懐かしいものです。あれは、おひいさまが我が家門に嫁いで来られた日だったか……


まるで、色付いた紅葉のような色合いの。可愛らしい少女が、こじんまりと廊下においでだった。それはもう、緊張の面持ち。屋敷の侍女たちが、それ“よく晴れた青空ですよ”と空を仰いでみせようとも。ええ、とほんの一言の返事で済まされて、口をつぐむほどに。


そんな少女を置いて、我が主君――若き殿は、部屋にこもったきり出てこないかと思えば、呑気に茶を点てておられた。

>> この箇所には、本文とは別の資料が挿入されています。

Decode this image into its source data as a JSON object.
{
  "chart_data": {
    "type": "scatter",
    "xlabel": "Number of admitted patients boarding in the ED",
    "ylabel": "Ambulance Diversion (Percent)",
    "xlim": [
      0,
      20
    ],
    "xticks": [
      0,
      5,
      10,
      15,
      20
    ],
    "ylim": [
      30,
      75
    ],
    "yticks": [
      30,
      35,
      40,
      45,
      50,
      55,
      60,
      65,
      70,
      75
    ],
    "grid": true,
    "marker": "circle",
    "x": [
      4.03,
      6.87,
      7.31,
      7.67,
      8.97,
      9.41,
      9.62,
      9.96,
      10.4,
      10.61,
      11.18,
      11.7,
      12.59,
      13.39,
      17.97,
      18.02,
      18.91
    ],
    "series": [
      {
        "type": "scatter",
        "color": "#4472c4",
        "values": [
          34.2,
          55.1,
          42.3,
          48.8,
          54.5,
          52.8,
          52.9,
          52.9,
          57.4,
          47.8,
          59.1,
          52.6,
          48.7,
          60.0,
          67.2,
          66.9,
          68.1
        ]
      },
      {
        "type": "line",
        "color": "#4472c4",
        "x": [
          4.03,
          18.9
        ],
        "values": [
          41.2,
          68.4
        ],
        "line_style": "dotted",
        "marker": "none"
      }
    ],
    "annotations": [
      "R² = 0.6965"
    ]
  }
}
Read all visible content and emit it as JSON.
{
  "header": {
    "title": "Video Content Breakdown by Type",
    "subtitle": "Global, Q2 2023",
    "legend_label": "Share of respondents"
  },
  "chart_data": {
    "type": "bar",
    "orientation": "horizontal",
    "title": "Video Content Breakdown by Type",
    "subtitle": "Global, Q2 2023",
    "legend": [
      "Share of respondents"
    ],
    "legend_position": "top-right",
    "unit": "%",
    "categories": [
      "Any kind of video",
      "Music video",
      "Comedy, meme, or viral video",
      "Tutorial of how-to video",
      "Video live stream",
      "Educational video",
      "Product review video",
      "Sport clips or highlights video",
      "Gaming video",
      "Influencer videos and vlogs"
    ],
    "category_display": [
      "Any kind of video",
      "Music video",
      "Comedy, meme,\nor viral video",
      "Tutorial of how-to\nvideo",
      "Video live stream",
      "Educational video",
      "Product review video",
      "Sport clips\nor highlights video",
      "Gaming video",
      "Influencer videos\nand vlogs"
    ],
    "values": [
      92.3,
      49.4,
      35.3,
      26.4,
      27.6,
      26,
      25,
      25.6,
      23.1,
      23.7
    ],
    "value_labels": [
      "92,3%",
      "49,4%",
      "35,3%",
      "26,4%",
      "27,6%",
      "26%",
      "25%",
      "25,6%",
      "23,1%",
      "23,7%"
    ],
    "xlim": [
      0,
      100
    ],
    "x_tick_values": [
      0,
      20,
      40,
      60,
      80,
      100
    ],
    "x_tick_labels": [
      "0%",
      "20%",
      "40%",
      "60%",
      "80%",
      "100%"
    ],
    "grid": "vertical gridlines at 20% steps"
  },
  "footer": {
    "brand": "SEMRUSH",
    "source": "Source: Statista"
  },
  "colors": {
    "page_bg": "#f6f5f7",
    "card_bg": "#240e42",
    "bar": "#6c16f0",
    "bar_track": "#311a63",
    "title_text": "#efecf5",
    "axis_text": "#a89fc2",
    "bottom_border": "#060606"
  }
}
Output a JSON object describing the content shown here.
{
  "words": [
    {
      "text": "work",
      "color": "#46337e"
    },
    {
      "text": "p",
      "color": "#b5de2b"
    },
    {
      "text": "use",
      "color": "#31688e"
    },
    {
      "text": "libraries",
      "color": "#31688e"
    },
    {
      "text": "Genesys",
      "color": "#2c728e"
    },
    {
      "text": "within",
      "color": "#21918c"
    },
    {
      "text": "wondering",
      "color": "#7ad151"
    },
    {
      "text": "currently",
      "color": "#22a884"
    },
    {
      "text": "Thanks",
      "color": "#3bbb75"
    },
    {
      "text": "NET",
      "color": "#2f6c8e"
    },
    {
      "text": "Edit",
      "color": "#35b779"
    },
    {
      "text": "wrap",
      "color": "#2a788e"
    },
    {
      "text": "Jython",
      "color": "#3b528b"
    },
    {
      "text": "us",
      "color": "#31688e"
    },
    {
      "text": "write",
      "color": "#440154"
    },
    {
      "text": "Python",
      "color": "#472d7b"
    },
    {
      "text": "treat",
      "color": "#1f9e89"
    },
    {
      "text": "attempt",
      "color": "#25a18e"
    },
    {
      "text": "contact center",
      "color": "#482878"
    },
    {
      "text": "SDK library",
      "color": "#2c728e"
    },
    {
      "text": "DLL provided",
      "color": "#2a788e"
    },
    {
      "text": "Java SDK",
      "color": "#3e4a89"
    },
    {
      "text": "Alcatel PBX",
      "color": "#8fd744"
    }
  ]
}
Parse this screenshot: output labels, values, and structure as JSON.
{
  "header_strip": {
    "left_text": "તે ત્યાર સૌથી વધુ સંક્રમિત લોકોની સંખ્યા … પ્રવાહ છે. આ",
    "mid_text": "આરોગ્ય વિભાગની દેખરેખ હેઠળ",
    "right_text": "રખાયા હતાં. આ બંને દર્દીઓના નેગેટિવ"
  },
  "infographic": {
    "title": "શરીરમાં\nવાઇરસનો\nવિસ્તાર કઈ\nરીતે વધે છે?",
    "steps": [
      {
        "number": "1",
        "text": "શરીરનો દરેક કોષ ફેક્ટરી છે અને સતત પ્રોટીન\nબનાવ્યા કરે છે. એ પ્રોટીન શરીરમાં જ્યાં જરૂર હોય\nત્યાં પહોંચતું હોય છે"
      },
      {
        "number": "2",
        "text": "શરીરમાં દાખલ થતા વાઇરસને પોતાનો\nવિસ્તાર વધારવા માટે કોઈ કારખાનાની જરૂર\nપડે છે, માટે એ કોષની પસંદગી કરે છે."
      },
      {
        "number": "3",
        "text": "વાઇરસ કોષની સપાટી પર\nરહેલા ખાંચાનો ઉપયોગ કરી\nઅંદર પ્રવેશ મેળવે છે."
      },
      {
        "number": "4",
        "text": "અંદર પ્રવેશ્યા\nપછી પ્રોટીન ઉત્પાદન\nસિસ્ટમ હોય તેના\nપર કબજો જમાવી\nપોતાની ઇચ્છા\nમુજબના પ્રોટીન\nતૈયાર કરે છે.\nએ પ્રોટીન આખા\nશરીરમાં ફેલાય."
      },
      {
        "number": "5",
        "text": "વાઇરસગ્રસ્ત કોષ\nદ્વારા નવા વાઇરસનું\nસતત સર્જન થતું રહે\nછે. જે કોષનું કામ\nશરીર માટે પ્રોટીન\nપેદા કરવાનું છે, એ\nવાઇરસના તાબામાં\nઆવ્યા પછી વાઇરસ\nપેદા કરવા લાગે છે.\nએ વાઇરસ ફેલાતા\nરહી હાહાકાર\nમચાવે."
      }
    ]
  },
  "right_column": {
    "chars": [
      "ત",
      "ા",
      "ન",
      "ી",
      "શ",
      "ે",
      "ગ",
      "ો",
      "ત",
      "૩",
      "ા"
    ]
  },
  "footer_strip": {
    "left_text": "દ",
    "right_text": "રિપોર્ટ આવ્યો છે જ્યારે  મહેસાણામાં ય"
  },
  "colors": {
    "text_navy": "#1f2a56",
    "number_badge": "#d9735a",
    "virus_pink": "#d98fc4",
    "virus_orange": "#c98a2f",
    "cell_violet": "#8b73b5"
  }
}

「殿!何をしておられるのです、おひいさまがお待ちですぞ!!」

家臣を代表して私が叫べば、殿は特別焦る様子もなく、「どうした」と一言。こちらに首を動かしたかと思えば、不思議そうに私を見た。


「これから生活を共にする家族なのだ。まずは、茶を飲みながら話そうと思ってな」

座敷の上で対面し、待たせてすまない、と頭を下げる殿を見た少女は、やはり、いえ、とうつむいたまま言葉短く返した。お茶の席といえば、やはり多少の作法がつきまとうものである。加えて、慣れない白無垢姿の少女からすれば、教養が試されてしまう。


やはり、殿手ずからのもてなしに異を唱えるべきだったかと、数いる家臣のなかでも長い私は後悔しました。


「俺は、他に見せられるほどの特技がない。皆にはよく怒られる」

「……い、いいえ!あたしのために、淹れてくれたんでしょう?立派な特技だと思う!」

実にあっさりと殿が言ってのけるから、少女は努めて明るく答えてみせた。そして、殿が置いた湯飲み茶碗を両手で持ち、口を付けた。


少しずつ、少女が本来の姿に近付いてきたのがわかったのだろう、殿は至極満足そうに笑っていた。自分のことを話の種にして、わざと少女がどう出るか試したのだ。垢抜けた少女の顔を――次に殿がどんな言葉を返してくるかどきどきして赤面している様子を見る限りでも、とても素直ではっきりと物を言う娘だとわかった。


「……強いて言うなら、もう少し、甘めがいいかも……」

「!そうか、善処する。次の茶会が楽しみだ!」

砕けた口調、遠慮がちながらも物申す態度。今は穏やかといえど、領地をめぐっていつ戦が起こるともわからない。限られた猶予のなかで、若き二人が何度茶の盃を交わすことができるだろうと、殿自身も心苦しく思っていたようです。


「……こんなに賑やかな屋敷は、初めて」

婚儀の終わり際。ほろりと涙を流した娘の姿に、殿はひどく慌て、侍女たちはもらい泣きをし、私は嬉しくなりました。